Anayasa değişiklikleri sürecinde oluşturulan, içinde Türkiye İnsan Hakları Vakfı’nın (TİHV) da yer aldığı Düşünceye Özgürlük Platformu, gerçek ihtiyacın yeni bir anayasa olduğu görüşünü açıklayarak, kesinleşen değişiklikler hakkında değerlendirmeler yapmıştır. Platform basın açıklamaları düzenleyerek ve TBMM üyelerine mektup göndererek süreci etkilemeye çaba harcamıştır. Uyum paketleri çerçevesinde 57.Hükümet döneminde yapılan yasa değişikliklerinin insan hakları bakış açısıyla ne anlama geldiğini açıklığa kavuşturmak amacıyla TİHV bünyesinde ayrıntılı bir çalışma yapılmış ve hazırlanan metin,’Avrupa Birliği ile İlişkili Türk Hukuk Sisteminde Yapılan Değişikliklerin Anlamı ve Değeri’ başlıklı bir rapor halinde yayınlanmıştır. Bu değişiklik sürecinin en belirgin özelliği toplumsal katılımın engellenmiş olmasıdır. Ayrıca 57. koalisyon hükümetinin MHP kanadı askeri bürokrasinin sözcüsü olarak hükümetin değişim politikalarının belirleyicisi olmuştur.Bu nedenle gerçek bir demokratikleşmenin yolları açılamamıştır. Zaten, AB ile uyum sağlarken 1982 Anayasasının özüne dokunulmayacağı Ulusal Raporun giriş bölümüne yazılmıştır. Değişiklikler sırasında en fazla tartışmaya neden olan düşünce özgürlüğü ile ilgili alanı düzenleyen Türk Ceza Kanununun 312. maddesi Cumhuriyet Başsavcısının da belirttiği gibi eski metinden daha da kısıtlayıcı hale getirilmiştir. Çok yoğun bir yasama çalışmasının sonunda kayda değer iki kazanım söz konusudur; Birincisi barış döneminde ölüm cezasının kaldırılmış olmasıdır. İkincisi, Türkçe’den başka dillerde eğitim kursları açılmasının ve TV yayını yapılmasının kabul edilmesidir.
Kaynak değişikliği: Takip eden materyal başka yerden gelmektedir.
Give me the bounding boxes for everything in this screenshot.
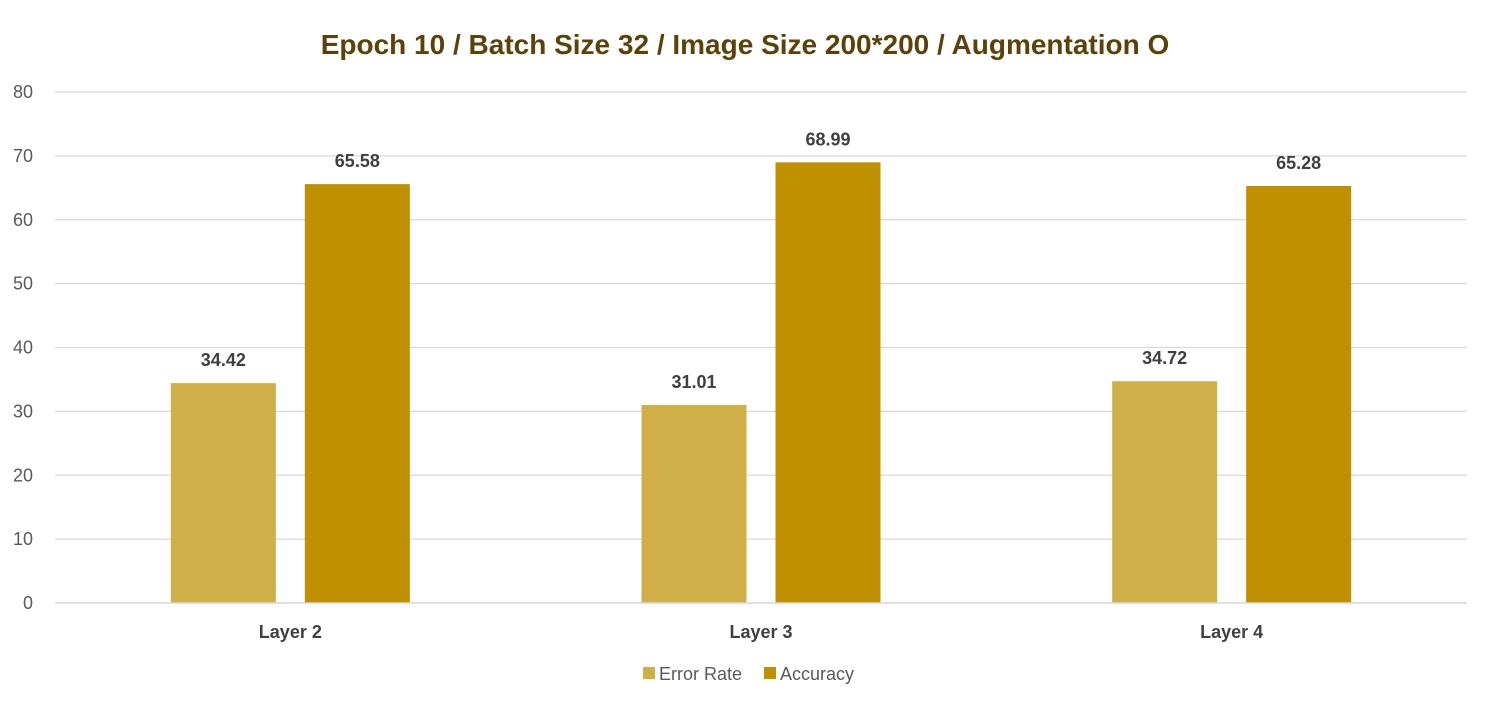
bar-error-rate-layer-2 bbox=[170, 383, 276, 603]
data-label: 65.28 bbox=[1276, 153, 1321, 173]
y-tick-label: 60 bbox=[13, 210, 33, 230]
y-axis: 0 10 20 30 40 50 60 70 80 bbox=[13, 82, 33, 613]
data-label: 34.72 bbox=[1142, 348, 1187, 368]
legend-swatch bbox=[764, 667, 776, 679]
bar-error-rate-layer-4 bbox=[1112, 381, 1218, 603]
bar-error-rate-layer-3 bbox=[641, 404, 747, 603]
x-axis: Layer 2 Layer 3 Layer 4 bbox=[55, 602, 1467, 642]
data-label: 68.99 bbox=[805, 129, 850, 149]
bar-accuracy-layer-3 bbox=[775, 162, 881, 604]
y-tick-label: 40 bbox=[13, 338, 33, 358]
y-tick-label: 10 bbox=[13, 529, 33, 549]
y-tick-label: 30 bbox=[13, 401, 33, 421]
x-tick-label: Layer 3 bbox=[729, 622, 792, 642]
data-label: 34.42 bbox=[201, 350, 246, 370]
legend-swatch bbox=[643, 667, 655, 679]
data-labels: 34.42 65.58 31.01 68.99 34.72 65.28 bbox=[201, 129, 1321, 392]
chart-title: Epoch 10 / Batch Size 32 / Image Size 20… bbox=[321, 29, 1170, 60]
x-tick-label: Layer 4 bbox=[1200, 622, 1263, 642]
data-label: 31.01 bbox=[671, 372, 716, 392]
x-tick-label: Layer 2 bbox=[259, 622, 322, 642]
bar-accuracy-layer-4 bbox=[1246, 186, 1352, 604]
y-tick-label: 80 bbox=[13, 82, 33, 102]
y-tick-label: 20 bbox=[13, 465, 33, 485]
data-label: 65.58 bbox=[335, 151, 380, 171]
bars bbox=[170, 162, 1352, 604]
bar-accuracy-layer-2 bbox=[304, 184, 410, 603]
legend: Error Rate Accuracy bbox=[643, 664, 854, 684]
legend-label: Error Rate bbox=[659, 664, 742, 684]
y-tick-label: 70 bbox=[13, 146, 33, 166]
y-tick-label: 0 bbox=[23, 593, 33, 613]
legend-label: Accuracy bbox=[780, 664, 854, 684]
y-tick-label: 50 bbox=[13, 274, 33, 294]
gridlines bbox=[55, 91, 1467, 604]
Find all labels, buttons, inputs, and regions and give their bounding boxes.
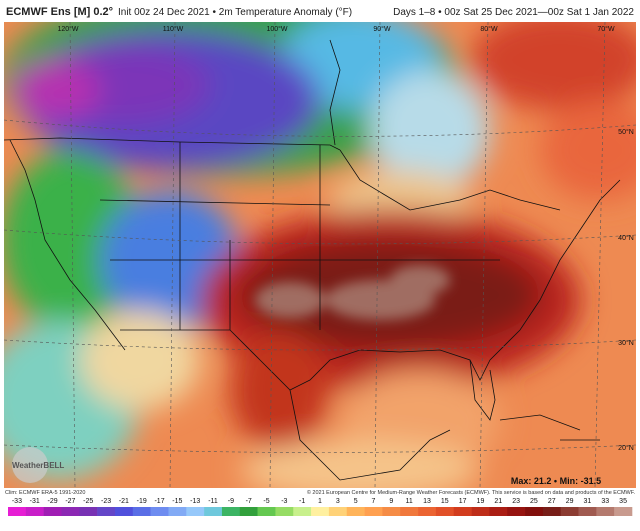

Ancak bütün bu değişiklikler yetersiz bulunmuş ve sonuçta, 12-13 Aralık 2002 tarihli AB Kopenhag Zirvesinde alınan kararları içeren İlerleme raporunda ‘Birlik, Türkiye’nin canlı bir reform sürecine girmesini cesaretlendirmektedir. Eğer AB Konseyi 2004 aralığında Komisyonun rapor ve tavsiyeleri temelinde, Türkiye’nin Kopenhag Kriterlerini yerine getirdiğine karar verirse, AB, Türkiye ile katılım görüşmelerini gecikmeden başlatacaktır. Gümrük Birliğinin genişlemesi, derinleşmesi için de Türkiye AB’nin maddi olanaklarından 2004 ten itibaren yararlanacaktır.’ denilmiştir. Böylece Türkiye’nin Demokrasi, insan hakları, hukuk devleti ve azınlık hakları demetinden oluşan Kopenhag siyasi ölçütlerine uyum sağlayamadığı kararı alınmış ve adaylık sürecinin başlaması ertelenmiştir. TİHV’nin 4.çalışma döneminin en önemli gündemlerinden birini de cezaevleri oluşturmuştur. 19 Aralık 2000 günü yirmi cezaevinde on bin kadar güvenlik gücü ile yapılan ve otuz iki kişinin ölümüyle sonuçlanan ‘hayata dönüş’ operasyonu sonrasında açlık grevi, ölüm orucu gibi protesto eyleminde bulunan bin kadar tutuklu ve hükümlü F tipi cezaevlerine nakledilerek tek ve üç kişilik hücrelere konmuştur. TİHV hem operasyona hem de F tipi cezaevlerinin inşa edilmesinin amacına, tecride karşı kararlı bir tutum sergilemiştir. Operasyondan sorumlu olanlar hakkında soruşturma açılması ve tecride son verilmesi ve grevlerin sona erdirilmesi amaçlarıyla Adalet Bakanlığı ile görüşmeler yapılmış, aynı amaçla düzenlenen etkinliklerle kamuoyu oluşturulmuştur. Yoğun kamuoyu tepkileri sonucunda, Terörle Mücadele Kanununun tecridi düzenleyen 16. maddesi, ortak mekanlardan şarta bağlı olarak yararlanmak üzere değiştirilmiş, İnfaz Hakimliği ve Cezaevleri İzleme Kurulları çalışmaya başlamıştır.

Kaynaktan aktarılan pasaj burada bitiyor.